Meine Damen und Herren, dieses Signal muss deutlich nach Berlin gehen, und auch dafür muss die Justizpolitik in Niedersachsen ihre Hausaufgaben machen. All denjenigen, die mich angegriffen haben, die mir in sozialen Netzwerken drohen und vorwerfen, ich würde ihre Art der Sexualität in Verruf bringen, sei gesagt: Alle diese Neigungen zu Lasten von Kindern sind inakzeptabel! Wir werden

auf diesem Weg bleiben, meine Damen und Herren.

(Beifall bei der SPD)

Wir fordern Opferschutz vor Täterschutz. Wir wollen über Generationen hinweg sexuelle Gewalt verhindern. Wir wollen Schutz, Prävention und therapeutische Angebote. Wir wollen ein schützendes Netz über diejenigen spannen, die unsere Hilfe brauchen, und nicht überziehen gegenüber denjenigen, die in sicheren Strukturen Kinder großziehen. Wir wollen über vollständige Führungszeugnisse wissen, wer auf unsere Kinder aufpasst. Wir wollen, dass der pädophil orientierte Vater auch als Großvater noch belangt werden kann. Wir wollen Taten ein Leben lang verfolgen, so wie die Opfer seelisch verfolgt sind.

(Beifall bei der SPD)

Meine Damen und Herren, es gibt kein, aber auch gar kein Argument dafür, dass Erwachsene sich an den Schwächsten unserer Gesellschaft vergreifen.

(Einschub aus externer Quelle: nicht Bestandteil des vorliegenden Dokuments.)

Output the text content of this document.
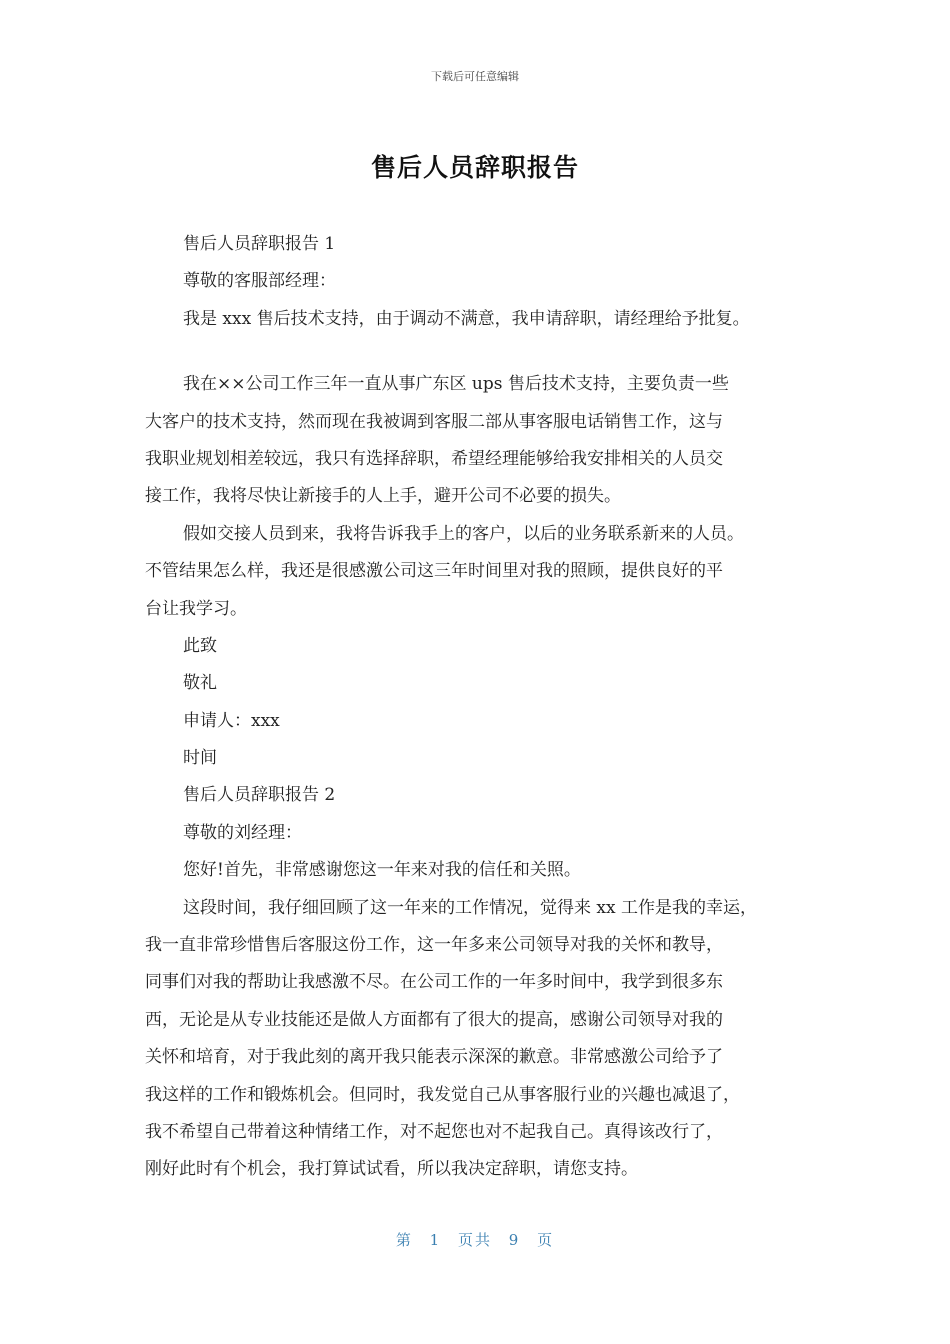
下载后可任意编辑
售后人员辞职报告
售后人员辞职报告 1
尊敬的客服部经理：
我是 xxx 售后技术支持，由于调动不满意，我申请辞职，请经理给予批复。
我在××公司工作三年一直从事广东区 ups 售后技术支持，主要负责一些
大客户的技术支持，然而现在我被调到客服二部从事客服电话销售工作，这与
我职业规划相差较远，我只有选择辞职，希望经理能够给我安排相关的人员交
接工作，我将尽快让新接手的人上手，避开公司不必要的损失。
假如交接人员到来，我将告诉我手上的客户，以后的业务联系新来的人员。
不管结果怎么样，我还是很感激公司这三年时间里对我的照顾，提供良好的平
台让我学习。
此致
敬礼
申请人：xxx
时间
售后人员辞职报告 2
尊敬的刘经理：
您好!首先，非常感谢您这一年来对我的信任和关照。
这段时间，我仔细回顾了这一年来的工作情况，觉得来 xx 工作是我的幸运，
我一直非常珍惜售后客服这份工作，这一年多来公司领导对我的关怀和教导，
同事们对我的帮助让我感激不尽。在公司工作的一年多时间中，我学到很多东
西，无论是从专业技能还是做人方面都有了很大的提高，感谢公司领导对我的
关怀和培育，对于我此刻的离开我只能表示深深的歉意。非常感激公司给予了
我这样的工作和锻炼机会。但同时，我发觉自己从事客服行业的兴趣也减退了，
我不希望自己带着这种情绪工作，对不起您也对不起我自己。真得该改行了，
刚好此时有个机会，我打算试试看，所以我决定辞职，请您支持。
第 1 页共 9 页
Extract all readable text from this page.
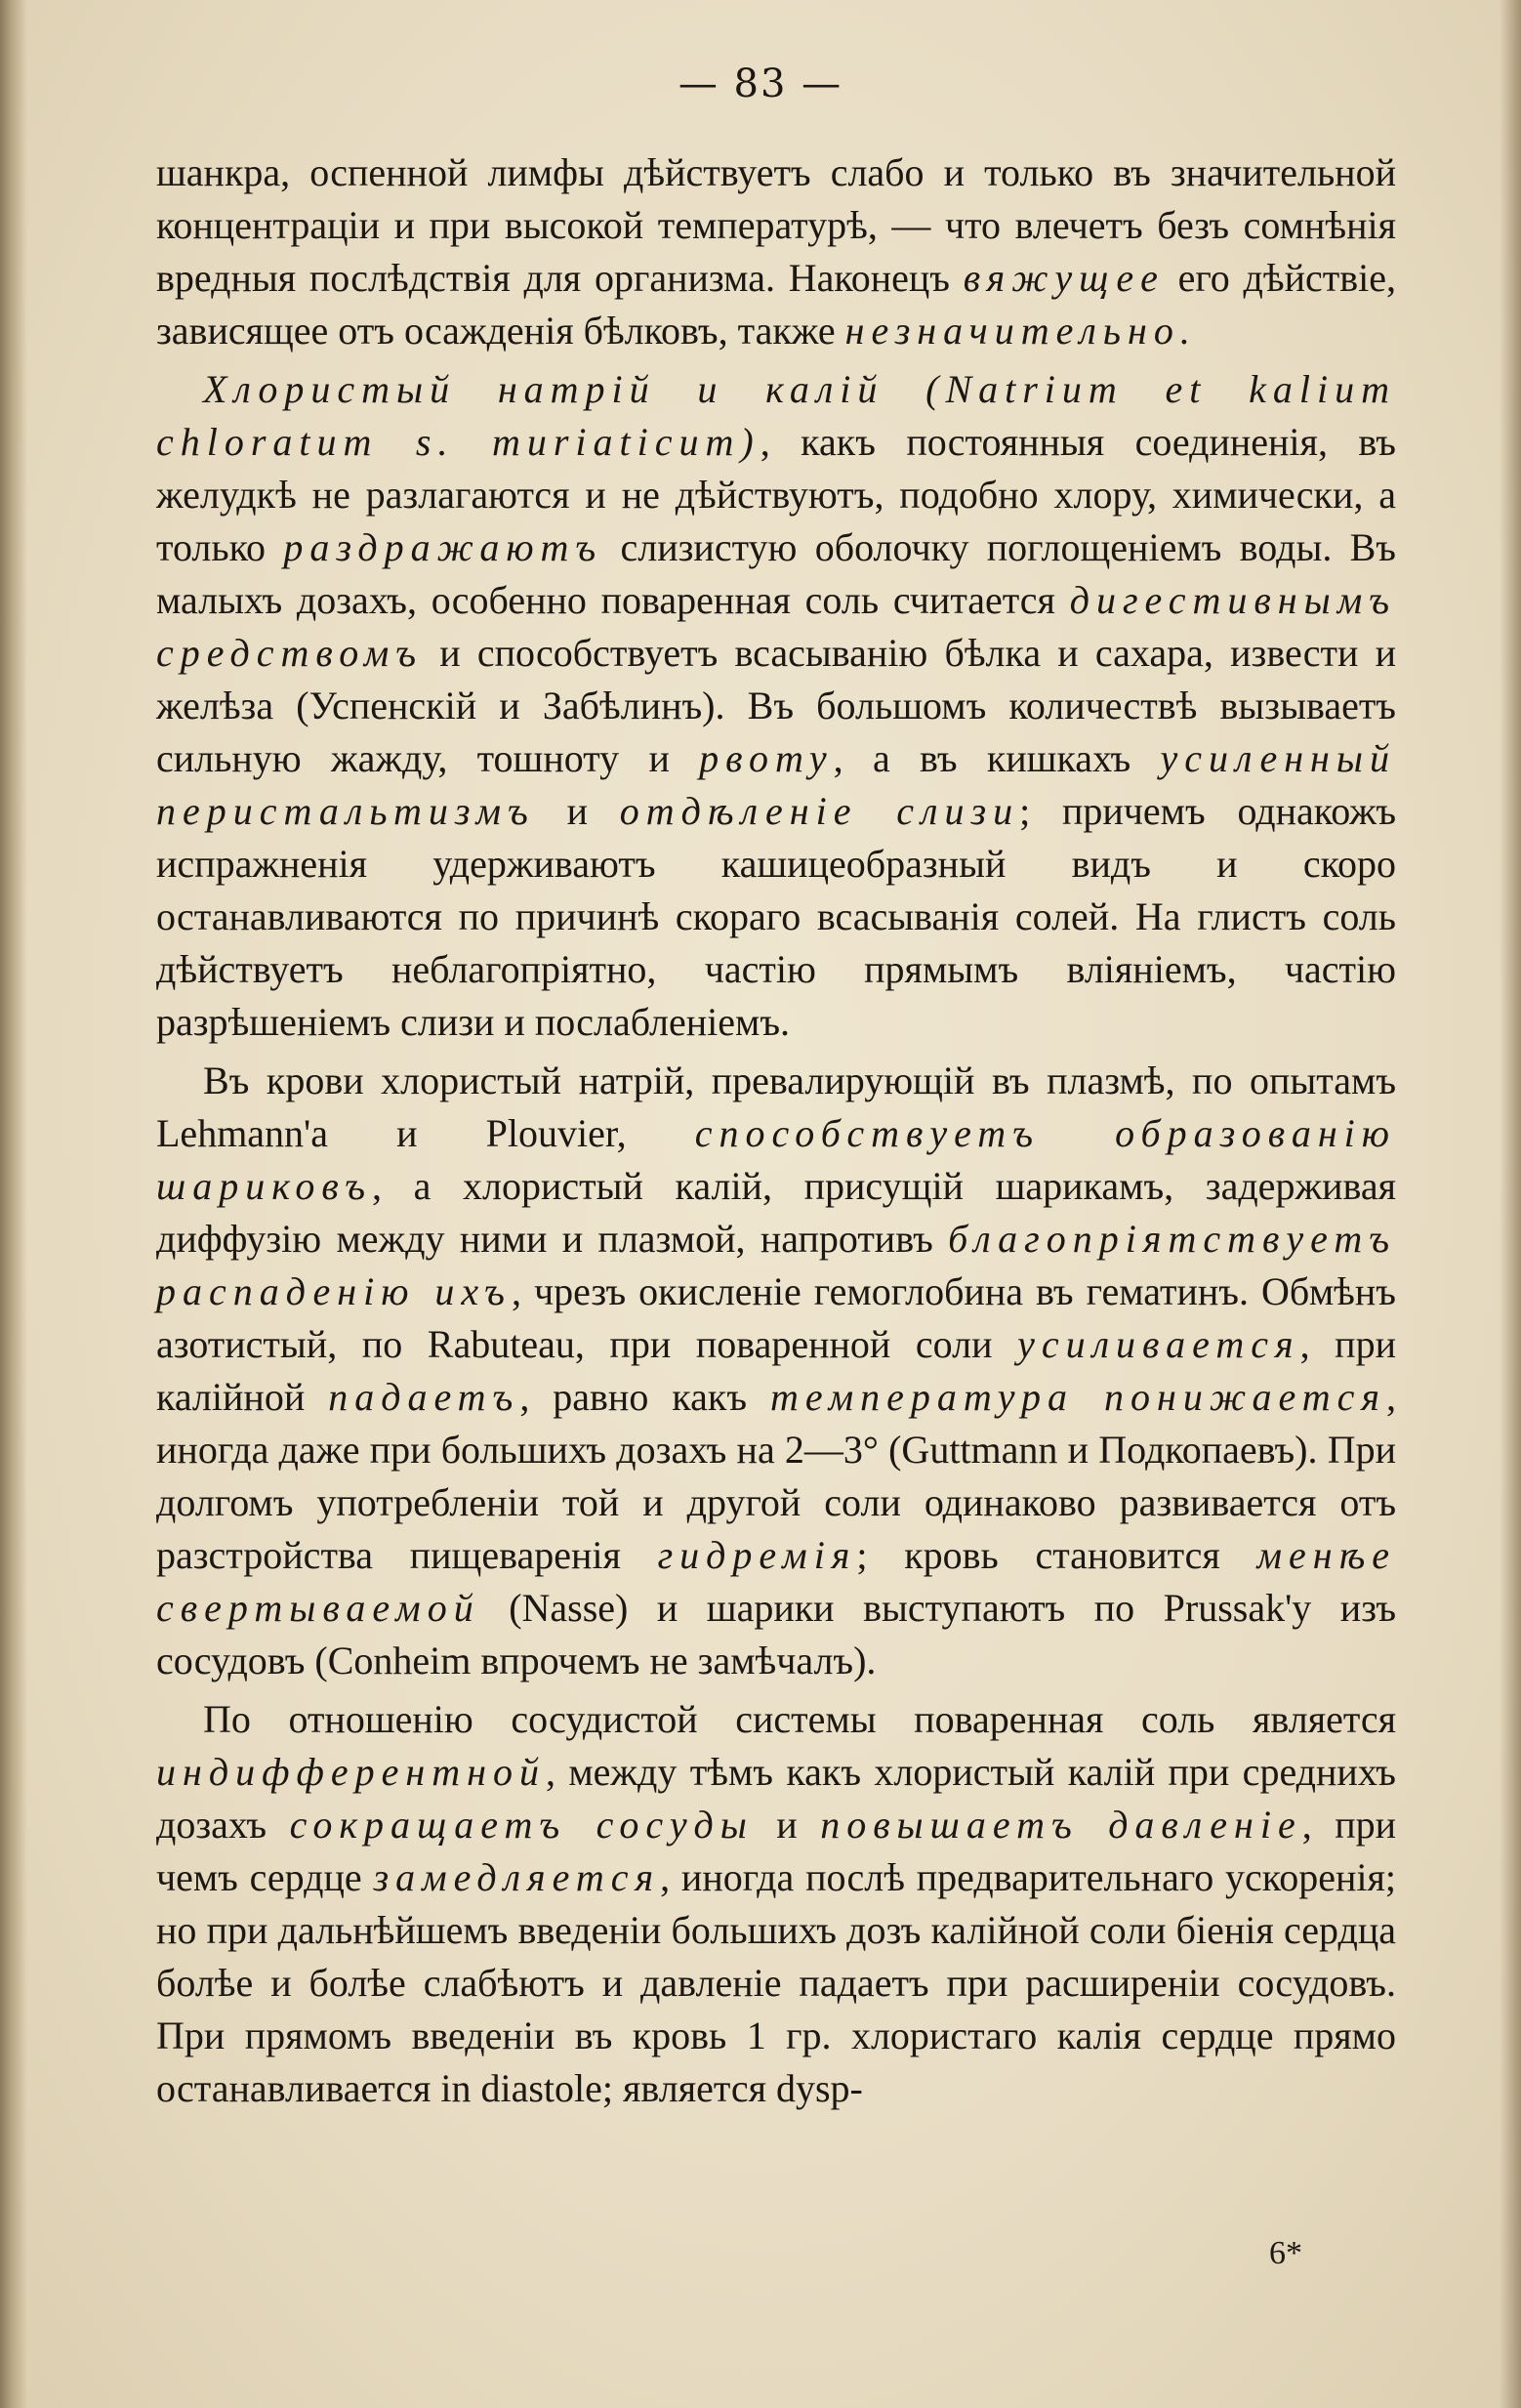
— 83 —

шанкра, оспенной лимфы дѣйствуетъ слабо и только въ значительной концентраціи и при высокой температурѣ, — что влечетъ безъ сомнѣнія вредныя послѣдствія для организма. Наконецъ вяжущее его дѣйствіе, зависящее отъ осажденія бѣлковъ, также незначительно.

Хлористый натрій и калій (Natrium et kalium chloratum s. muriaticum), какъ постоянныя соединенія, въ желудкѣ не разлагаются и не дѣйствуютъ, подобно хлору, химически, а только раздражаютъ слизистую оболочку поглощеніемъ воды. Въ малыхъ дозахъ, особенно поваренная соль считается дигестивнымъ средствомъ и способствуетъ всасыванію бѣлка и сахара, извести и желѣза (Успенскій и Забѣлинъ). Въ большомъ количествѣ вызываетъ сильную жажду, тошноту и рвоту, а въ кишкахъ усиленный перистальтизмъ и отдѣленіе слизи; причемъ однакожъ испражненія удерживаютъ кашицеобразный видъ и скоро останавливаются по причинѣ скораго всасыванія солей. На глистъ соль дѣйствуетъ неблагопріятно, частію прямымъ вліяніемъ, частію разрѣшеніемъ слизи и послабленіемъ.

Въ крови хлористый натрій, превалирующій въ плазмѣ, по опытамъ Lehmann'a и Plouvier, способствуетъ образованію шариковъ, а хлористый калій, присущій шарикамъ, задерживая диффузію между ними и плазмой, напротивъ благопріятствуетъ распаденію ихъ, чрезъ окисленіе гемоглобина въ гематинъ. Обмѣнъ азотистый, по Rabuteau, при поваренной соли усиливается, при калійной падаетъ, равно какъ температура понижается, иногда даже при большихъ дозахъ на 2—3° (Guttmann и Подкопаевъ). При долгомъ употребленіи той и другой соли одинаково развивается отъ разстройства пищеваренія гидремія; кровь становится менѣе свертываемой (Nasse) и шарики выступаютъ по Prussak'у изъ сосудовъ (Conheim впрочемъ не замѣчалъ).

По отношенію сосудистой системы поваренная соль является индифферентной, между тѣмъ какъ хлористый калій при среднихъ дозахъ сокращаетъ сосуды и повышаетъ давленіе, при чемъ сердце замедляется, иногда послѣ предварительнаго ускоренія; но при дальнѣйшемъ введеніи большихъ дозъ калійной соли біенія сердца болѣе и болѣе слабѣютъ и давленіе падаетъ при расширеніи сосудовъ. При прямомъ введеніи въ кровь 1 гр. хлористаго калія сердце прямо останавливается in diastole; является dysp-

6*
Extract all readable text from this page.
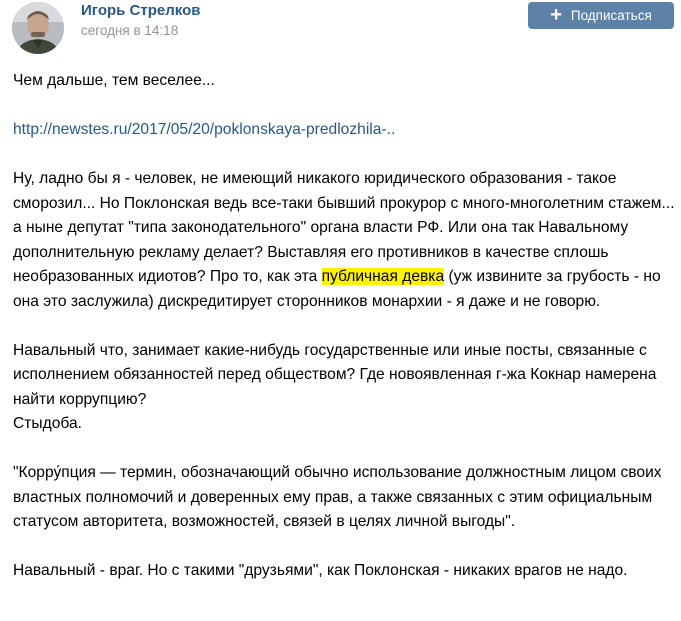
Игорь Стрелков
сегодня в 14:18
+ Подписаться

Чем дальше, тем веселее...

http://newstes.ru/2017/05/20/poklonskaya-predlozhila-..

Ну, ладно бы я - человек, не имеющий никакого юридического образования - такое сморозил... Но Поклонская ведь все-таки бывший прокурор с много-многолетним стажем... а ныне депутат "типа законодательного" органа власти РФ. Или она так Навальному дополнительную рекламу делает? Выставляя его противников в качестве сплошь необразованных идиотов? Про то, как эта публичная девка (уж извините за грубость - но она это заслужила) дискредитирует сторонников монархии - я даже и не говорю.

Навальный что, занимает какие-нибудь государственные или иные посты, связанные с исполнением обязанностей перед обществом? Где новоявленная г-жа Кокнар намерена найти коррупцию?

Стыдоба.

"Корру́пция — термин, обозначающий обычно использование должностным лицом своих властных полномочий и доверенных ему прав, а также связанных с этим официальным статусом авторитета, возможностей, связей в целях личной выгоды".

Навальный - враг. Но с такими "друзьями", как Поклонская - никаких врагов не надо.
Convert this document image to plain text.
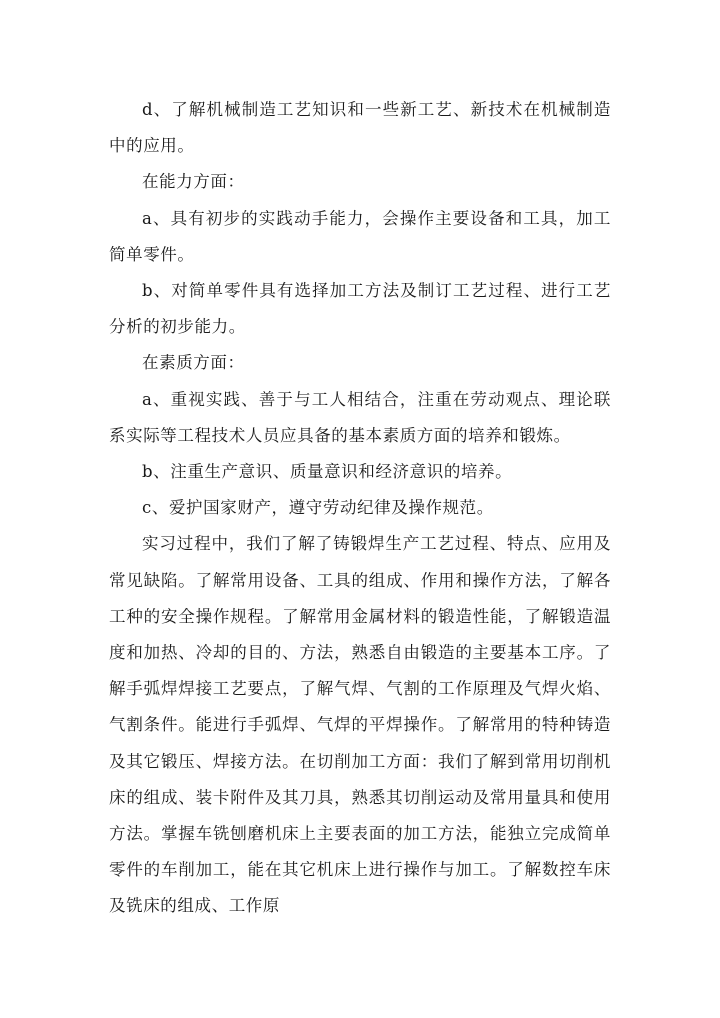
d、了解机械制造工艺知识和一些新工艺、新技术在机械制造中的应用。

在能力方面：

a、具有初步的实践动手能力，会操作主要设备和工具，加工简单零件。

b、对简单零件具有选择加工方法及制订工艺过程、进行工艺分析的初步能力。

在素质方面：

a、重视实践、善于与工人相结合，注重在劳动观点、理论联系实际等工程技术人员应具备的基本素质方面的培养和锻炼。

b、注重生产意识、质量意识和经济意识的培养。

c、爱护国家财产，遵守劳动纪律及操作规范。

实习过程中，我们了解了铸锻焊生产工艺过程、特点、应用及常见缺陷。了解常用设备、工具的组成、作用和操作方法，了解各工种的安全操作规程。了解常用金属材料的锻造性能，了解锻造温度和加热、冷却的目的、方法，熟悉自由锻造的主要基本工序。了解手弧焊焊接工艺要点，了解气焊、气割的工作原理及气焊火焰、气割条件。能进行手弧焊、气焊的平焊操作。了解常用的特种铸造及其它锻压、焊接方法。在切削加工方面：我们了解到常用切削机床的组成、装卡附件及其刀具，熟悉其切削运动及常用量具和使用方法。掌握车铣刨磨机床上主要表面的加工方法，能独立完成简单零件的车削加工，能在其它机床上进行操作与加工。了解数控车床及铣床的组成、工作原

Ach ja, und das System: Das würde doch das System durcheinanderbringen; Wertungswidersprüche würden offengelegt. - Meine Damen und Herren, natürlich kann man fragen: Und was ist mit den Säureopfern, was mit den Vergewaltigungen im Erwachsenenalter? Das kann man völlig zu Recht fragen. Nur, wer das als Unrecht empfindet, der kann doch auch politisch Veränderungen auf den Weg bringen.

Gleiches gilt im Übrigen für Beweisprobleme. Natürlich ist es schwierig, eine Tat nach vielen Jahren zu rekapitulieren. Nur, das Problem haben wir doch auch schon vor Eintritt der Verjährung, wenn es keine DNA-Spuren gibt. Und, um auf das beliebte Beispiel Mord zurückzukommen: Ohne Zeuge, ohne Leiche ist die Aufklärung Jahrzehnte später natürlich schwierig. Trotzdem wird ein Ermittlungsverfahren eingeleitet, und zwar völlig zu Recht.